Varandas explica saídas na direção do Sporting: «Pandemia virou o mundo deles»

Vice-presidente e vogal deixaram o conselho diretivo por motivos profissionais ligados à covid-19

• Foto: Miguel Barreira
Frederico Varandas comentou esta noite, na entrevista que deu ao Canal 11, as saídas de Filipe Osório de Castro (vice-presidente) e Rahim Ahamad (vogal) do conselho diretivo do Sporting. Foram oficializadas esta segunda-feira, mas há muito que estavam planeadas.

"O comunicado é de hoje mas é algo para o qual o conselho diretivo estava preparado há dois meses. Estamos a viver a maior crise dos últimos 100 anos. O clube está a ser afetado mas também as empresas e as famílias. Estes dois elementos deram muito ao clube, são dois empresários, tal e qual como outros membros do conselho diretivo que não são remunerados. Nunca ganharam um tostão no clube. Se já é difícil conciliar as suas vidas profissionais com as obrigações no Sporting, esta pandemia virou o mundo deles e de quase todos nós", referiu.

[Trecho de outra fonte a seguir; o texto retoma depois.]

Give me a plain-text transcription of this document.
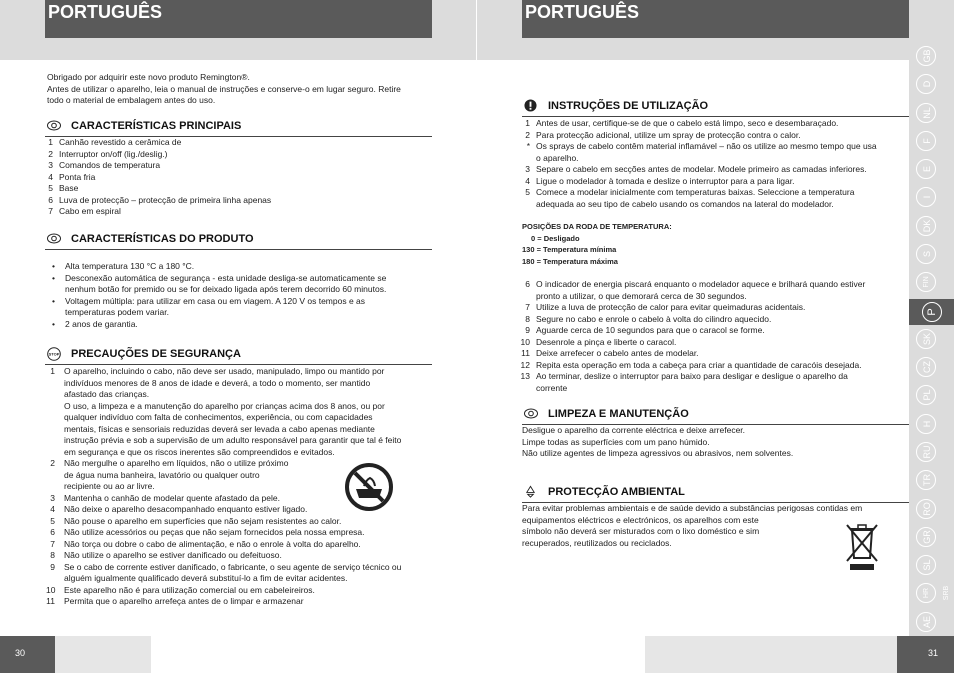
PORTUGUÊS
Obrigado por adquirir este novo produto Remington®.
Antes de utilizar o aparelho, leia o manual de instruções e conserve-o em lugar seguro. Retire
todo o material de embalagem antes do uso.
CARACTERÍSTICAS PRINCIPAIS
1 Canhão revestido a cerâmica de
2 Interruptor on/off (lig./deslig.)
3 Comandos de temperatura
4 Ponta fria
5 Base
6 Luva de protecção – protecção de primeira linha apenas
7 Cabo em espiral
CARACTERÍSTICAS DO PRODUTO
• Alta temperatura 130 °C a 180 °C.
• Desconexão automática de segurança - esta unidade desliga-se automaticamente se
nenhum botão for premido ou se for deixado ligada após terem decorrido 60 minutos.
• Voltagem múltipla: para utilizar em casa ou em viagem. A 120 V os tempos e as
temperaturas podem variar.
• 2 anos de garantia.
STOP PRECAUÇÕES DE SEGURANÇA
1 O aparelho, incluindo o cabo, não deve ser usado, manipulado, limpo ou mantido por
indivíduos menores de 8 anos de idade e deverá, a todo o momento, ser mantido
afastado das crianças.
O uso, a limpeza e a manutenção do aparelho por crianças acima dos 8 anos, ou por
qualquer indivíduo com falta de conhecimentos, experiência, ou com capacidades
mentais, físicas e sensoriais reduzidas deverá ser levada a cabo apenas mediante
instrução prévia e sob a supervisão de um adulto responsável para garantir que tal é feito
em segurança e que os riscos inerentes são compreendidos e evitados.
2 Não mergulhe o aparelho em líquidos, não o utilize próximo
de água numa banheira, lavatório ou qualquer outro
recipiente ou ao ar livre.
3 Mantenha o canhão de modelar quente afastado da pele.
4 Não deixe o aparelho desacompanhado enquanto estiver ligado.
5 Não pouse o aparelho em superfícies que não sejam resistentes ao calor.
6 Não utilize acessórios ou peças que não sejam fornecidos pela nossa empresa.
7 Não torça ou dobre o cabo de alimentação, e não o enrole à volta do aparelho.
8 Não utilize o aparelho se estiver danificado ou defeituoso.
9 Se o cabo de corrente estiver danificado, o fabricante, o seu agente de serviço técnico ou
alguém igualmente qualificado deverá substituí-lo a fim de evitar acidentes.
10 Este aparelho não é para utilização comercial ou em cabeleireiros.
11 Permita que o aparelho arrefeça antes de o limpar e armazenar
30
PORTUGUÊS
GB
D
NL
F
E
I
DK
S
FIN
P
SK
CZ
PL
H
RU
TR
RO
GR
SL
HR SRB
AE
INSTRUÇÕES DE UTILIZAÇÃO
1 Antes de usar, certifique-se de que o cabelo está limpo, seco e desembaraçado.
2 Para protecção adicional, utilize um spray de protecção contra o calor.
* Os sprays de cabelo contêm material inflamável – não os utilize ao mesmo tempo que usa
o aparelho.
3 Separe o cabelo em secções antes de modelar. Modele primeiro as camadas inferiores.
4 Ligue o modelador à tomada e deslize o interruptor para a para ligar.
5 Comece a modelar inicialmente com temperaturas baixas. Seleccione a temperatura
adequada ao seu tipo de cabelo usando os comandos na lateral do modelador.
POSIÇÕES DA RODA DE TEMPERATURA:
0 = Desligado
130 = Temperatura mínima
180 = Temperatura máxima
6 O indicador de energia piscará enquanto o modelador aquece e brilhará quando estiver
pronto a utilizar, o que demorará cerca de 30 segundos.
7 Utilize a luva de protecção de calor para evitar queimaduras acidentais.
8 Segure no cabo e enrole o cabelo à volta do cilindro aquecido.
9 Aguarde cerca de 10 segundos para que o caracol se forme.
10 Desenrole a pinça e liberte o caracol.
11 Deixe arrefecer o cabelo antes de modelar.
12 Repita esta operação em toda a cabeça para criar a quantidade de caracóis desejada.
13 Ao terminar, deslize o interruptor para baixo para desligar e desligue o aparelho da
corrente
LIMPEZA E MANUTENÇÃO
Desligue o aparelho da corrente eléctrica e deixe arrefecer.
Limpe todas as superfícies com um pano húmido.
Não utilize agentes de limpeza agressivos ou abrasivos, nem solventes.
PROTECÇÃO AMBIENTAL
Para evitar problemas ambientais e de saúde devido a substâncias perigosas contidas em
equipamentos eléctricos e electrónicos, os aparelhos com este
símbolo não deverá ser misturados com o lixo doméstico e sim
recuperados, reutilizados ou reciclados.
31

"A meio de março, na reunião do CD eles alertaram para as dificuldades que estavam a ter. Um deles é CEO na hotelaria que está a ser muito fustigado, o Filipe Osório de Castro, de quem sou amigo há mais de 30 anos. O Rahim tem um grupo empresarial onde é administrador e os mercados onde atua estão a exigir a sua permanência quase sempre fora de Portugal. Estas pessoas têm responsabilidades, têm administradores e sócios que exigem a sua presença num momento muito difícil. Eles tentaram", sublinhou. 

Varandas aproveitou para revelar um projeto que os leões estão a desenvolver com a EDP. "O Filipe não queria sair antes de terminar um projeto com a EDP onde vamos tornar muito mais eficiente a parte do estádio e a academia a nível energético, também no pavilhão. Vamos ter um Sporting mais 'friendly', mais 'green' e vamos ter uma poupança de cerca de 180 mil euros ao ano. O projeto será conhecido esta semana. Foi assinado há 3 dias. Estas pessoas tentaram ficar. Havia a possibilidade de ficarem apenas formalmente ligados mas isso não é a nossa forma de estar, nem lhes podíamos pedir isso. O CD exige aprovação de orçamentos e responsabilidades. Não fazendo parte no dia a dia não seria justo fazer isto. Sei o que lhes custar tomar essa decisão. Foram preparando a passagem das pastas."

O líder dos leões deixou ainda uma garantia: "Não precisamos de mais ninguém."